Однажды после светского раута, на котором цветущая молодость капитулировала перед гниловатым очарованием старости, отец и сын, жившие в ту пору вместе, сошлись перекусить перед очередными визитами. Старый Голицын, одетый с особой тщательностью и изыском, раздушенный и напомаженный, собирался дать сыну последнее решительное сражение и, фигурально выражаясь, сбросить его за борт. И вдруг оказалось, что, подавленный неудачей, тот добровольно уступает поле боя. Лакей как раз принес «живой», невероятно пахучий лимбургский сыр, усладу гурманов. Но старик, хотя у него был легкий насморк, замахал руками, чтобы тот немедленно унес «эту гадость». Юрка остановил лакея. «Папа, я никуда не поеду, мне надо время, чтобы оправиться от вчерашнего фиаско.

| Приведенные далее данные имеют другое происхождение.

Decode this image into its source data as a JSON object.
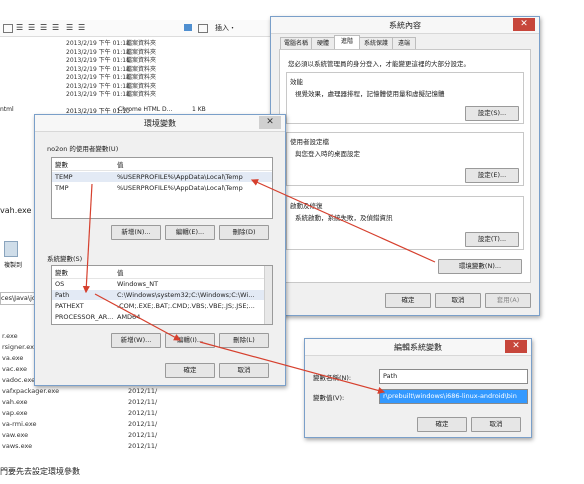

Останусь утешаться прекрасным сыром и шабли». «Как хочешь, мой мальчик», — самодовольно сказал Николай Борисович и потянулся за крылышком цыпленка. Он не заметил, что Юрка сунул ему в карман кусочек благоуханного сыра. Перед отъездом, сказав, что он весь пропах «гессенской заразой» — чувствительный нос учуял что-то сквозь насморочную слизь, — старый князь спрыснулся крепчайшими духами и в отменном расположении духа отправился с визитами. Каково же было его недоумение, перешедшее вскоре в ужас, когда и в элегантных будуарах он чувствовал гнилостный запах, а дамы, беседуя с ним, держали у носа платок.